Columbus, Ohio resident Gibbs travels extensively as an artist and living history performer. He came to Wheeling through a cooperative effort of the library and the Ohio Humanities Council to tell the story of a black soldier’s participation in the Civil War from the soldier’s point of view.
On Saturday, Gibbs stepped into the roll of one of nearly 200,000 black soldiers who fought for the Union. He said their story is a unique chapter in the American conflict.
“These men were freedom fighters who fought for emancipation and for full citizenship rights,” he said.
Gibbs took the audience through a period of national unrest, beginning in 1850, over the issue of slavery. Tension mounted, then boiled over when newly-elected President Abraham Lincoln ordered southern states to abolish slavery by Dec. 31, 1862.
When they refused to comply, he freed the slaves through the Emancipation Proclamation on Jan. 1, 1863.
He talked about being among a group of black men from Cincinnati who tried to get into the 54th Massachusetts Infantry.
When that failed, they gained permission from the War Department in 1863 to form the 127th Ohio Volunteer Infantry, later designated at the 5th Colored Infantry.
Gibbs said the Civil War claimed more than 600,000 lives.
“That’s more than died in World War I, World War II, the Korean War and Vietnam combined,” he said. “Of that total, more than 33,000 black fighters died.”
He said black solders were paid $10 per month as compared to $13 per month for white men.
“Black men distinguished themselves as brave fighters,” Gibbs said. “Four of them earned the Congressional Medal of Honor.”
Gibbs’ beautifully woven story moved from the civil unrest of 1850, through the Civil War years of 1861-65 and to passage of the U. S. Constitution’s 13th Amendment, abolishing slavery; to the 14th Amendment, granting blacks citizenship; and to the 15th Amendment, giving black men the right to vote.
Also during his presentation, Gibbs touched on how the issue of slavery divided the people of Virginia to the point of part of it breaking away to form a new state called West Virginia on June 20, 1863.

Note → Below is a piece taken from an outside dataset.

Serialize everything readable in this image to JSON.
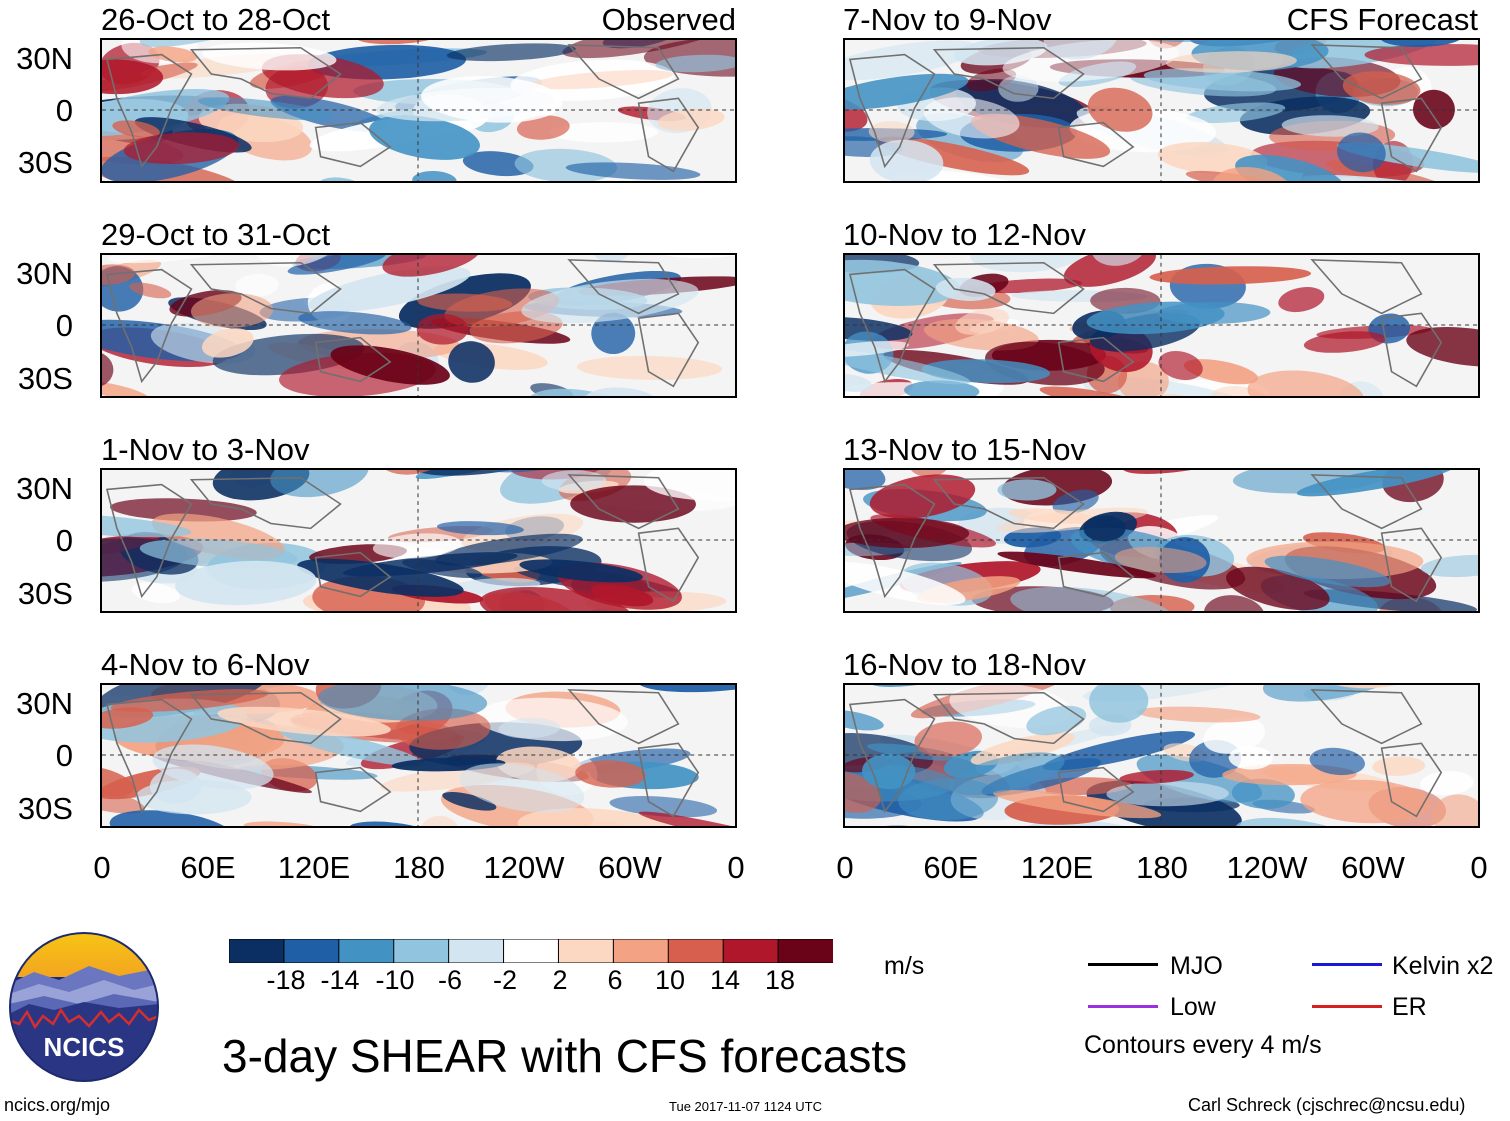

A graduate of The Ohio State University, Gibbs is founder and creative director of Black Historic Impressions, an organization dedicated to the remembrance, appreciation, and exhibition of African-American contributions throughout history.
The Step Into Stories series is presented at the library at 11 a.m. and 2 p.m. each Saturday. It is designed to draw children into the world of literature through exposure to puppets, storytellers and authors.